|Title||Characterization of core-shell MOF particles by depth profiling experiments using on-line single particle mass spectrometry|
|Publication Type||Journal Article|
|Year of Publication||2015|
|Authors||Cahill JF, Fei H., Cohen SM, Prather KA|
|Type of Article||Article|
|Keywords||ammonium; coordination polymer crystals; desorption/ionization; fabrication; functionalization; ligand; metal-organic frameworks; morphology; nanoparticles; nanoscale; postsynthetic|
Materials with core-shell structures have distinct properties that lend themselves to a variety of potential applications. Characterization of small particle core-shell materials presents a unique analytical challenge. Herein, single particles of solid-state materials with core-shell structures were measured using on-line aerosol time-of-flight mass spectrometry (ATOFMS).
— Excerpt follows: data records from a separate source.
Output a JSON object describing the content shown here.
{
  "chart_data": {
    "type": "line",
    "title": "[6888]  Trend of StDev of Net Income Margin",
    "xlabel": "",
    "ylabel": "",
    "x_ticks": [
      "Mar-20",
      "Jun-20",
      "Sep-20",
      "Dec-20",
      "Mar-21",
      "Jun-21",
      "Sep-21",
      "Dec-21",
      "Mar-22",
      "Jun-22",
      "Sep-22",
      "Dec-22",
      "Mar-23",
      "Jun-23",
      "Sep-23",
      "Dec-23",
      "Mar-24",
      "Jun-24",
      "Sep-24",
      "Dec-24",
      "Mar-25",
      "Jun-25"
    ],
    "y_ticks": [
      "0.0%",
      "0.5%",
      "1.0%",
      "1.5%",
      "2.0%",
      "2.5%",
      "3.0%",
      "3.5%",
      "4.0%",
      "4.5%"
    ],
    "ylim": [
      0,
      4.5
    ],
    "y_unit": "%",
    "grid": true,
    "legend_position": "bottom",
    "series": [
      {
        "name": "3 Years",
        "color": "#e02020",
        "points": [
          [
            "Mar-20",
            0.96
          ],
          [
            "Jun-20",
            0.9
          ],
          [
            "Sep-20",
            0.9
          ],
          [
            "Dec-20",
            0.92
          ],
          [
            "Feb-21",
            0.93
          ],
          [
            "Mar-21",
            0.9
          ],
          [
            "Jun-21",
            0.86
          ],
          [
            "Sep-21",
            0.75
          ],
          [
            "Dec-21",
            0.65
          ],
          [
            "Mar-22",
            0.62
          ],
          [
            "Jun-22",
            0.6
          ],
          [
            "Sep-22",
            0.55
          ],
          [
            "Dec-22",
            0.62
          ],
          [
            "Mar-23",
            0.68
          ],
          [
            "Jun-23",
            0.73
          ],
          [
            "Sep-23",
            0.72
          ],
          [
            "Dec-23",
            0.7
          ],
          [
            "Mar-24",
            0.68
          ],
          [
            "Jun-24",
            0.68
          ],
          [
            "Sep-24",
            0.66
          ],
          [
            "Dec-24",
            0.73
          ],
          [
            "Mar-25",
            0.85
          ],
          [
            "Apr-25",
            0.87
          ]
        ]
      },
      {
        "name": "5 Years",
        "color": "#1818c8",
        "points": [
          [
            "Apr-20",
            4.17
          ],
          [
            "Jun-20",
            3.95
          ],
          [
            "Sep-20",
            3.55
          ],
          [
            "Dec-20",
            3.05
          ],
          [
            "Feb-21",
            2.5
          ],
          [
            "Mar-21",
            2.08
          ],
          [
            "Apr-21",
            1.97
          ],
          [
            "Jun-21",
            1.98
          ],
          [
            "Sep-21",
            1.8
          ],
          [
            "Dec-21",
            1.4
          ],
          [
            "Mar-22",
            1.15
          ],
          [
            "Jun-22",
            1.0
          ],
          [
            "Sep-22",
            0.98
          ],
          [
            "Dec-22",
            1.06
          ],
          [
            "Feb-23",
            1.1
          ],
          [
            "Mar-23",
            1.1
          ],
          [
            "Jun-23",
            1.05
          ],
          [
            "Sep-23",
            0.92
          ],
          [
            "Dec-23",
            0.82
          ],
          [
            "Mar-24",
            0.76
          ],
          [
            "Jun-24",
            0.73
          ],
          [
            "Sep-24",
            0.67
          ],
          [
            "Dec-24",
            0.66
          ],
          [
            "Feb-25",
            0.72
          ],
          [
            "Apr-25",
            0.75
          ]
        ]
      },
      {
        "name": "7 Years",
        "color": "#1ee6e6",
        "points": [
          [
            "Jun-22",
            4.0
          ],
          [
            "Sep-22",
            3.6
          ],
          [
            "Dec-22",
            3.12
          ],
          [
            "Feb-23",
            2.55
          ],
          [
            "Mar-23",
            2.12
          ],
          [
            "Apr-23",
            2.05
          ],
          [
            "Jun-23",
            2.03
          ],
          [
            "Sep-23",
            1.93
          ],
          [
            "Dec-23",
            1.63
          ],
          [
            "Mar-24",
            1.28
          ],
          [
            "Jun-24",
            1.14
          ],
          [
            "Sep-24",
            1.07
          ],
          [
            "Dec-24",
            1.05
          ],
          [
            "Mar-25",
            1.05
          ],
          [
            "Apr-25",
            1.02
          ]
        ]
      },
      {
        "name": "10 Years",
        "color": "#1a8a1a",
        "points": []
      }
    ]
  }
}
Laser 'depth profiling' experiments verified the core-shell nature of two known core-shell particle configurations (< 2 mu m diameter) that possessed inverted, complimentary core-shell compositions (ZrO2@SiO2 versus SiO2@ZrO2). The average peak area ratios of Si and Zr ions were calculated to definitively show their core-shell composition. These ratio curves acted as a calibrant for an uncharacterized sample - a metal-organic framework (MOF) material surround by silica (UiO-66(Zr)@SiO2; UiO = University of Oslo). ATOFMS depth profiling was used to show that these particles did indeed exhibit a core-shell architecture. The results presented here show that ATOFMS can provide unique insights into core-shell solid-state materials with particle diameters between 0.2-3 mu m.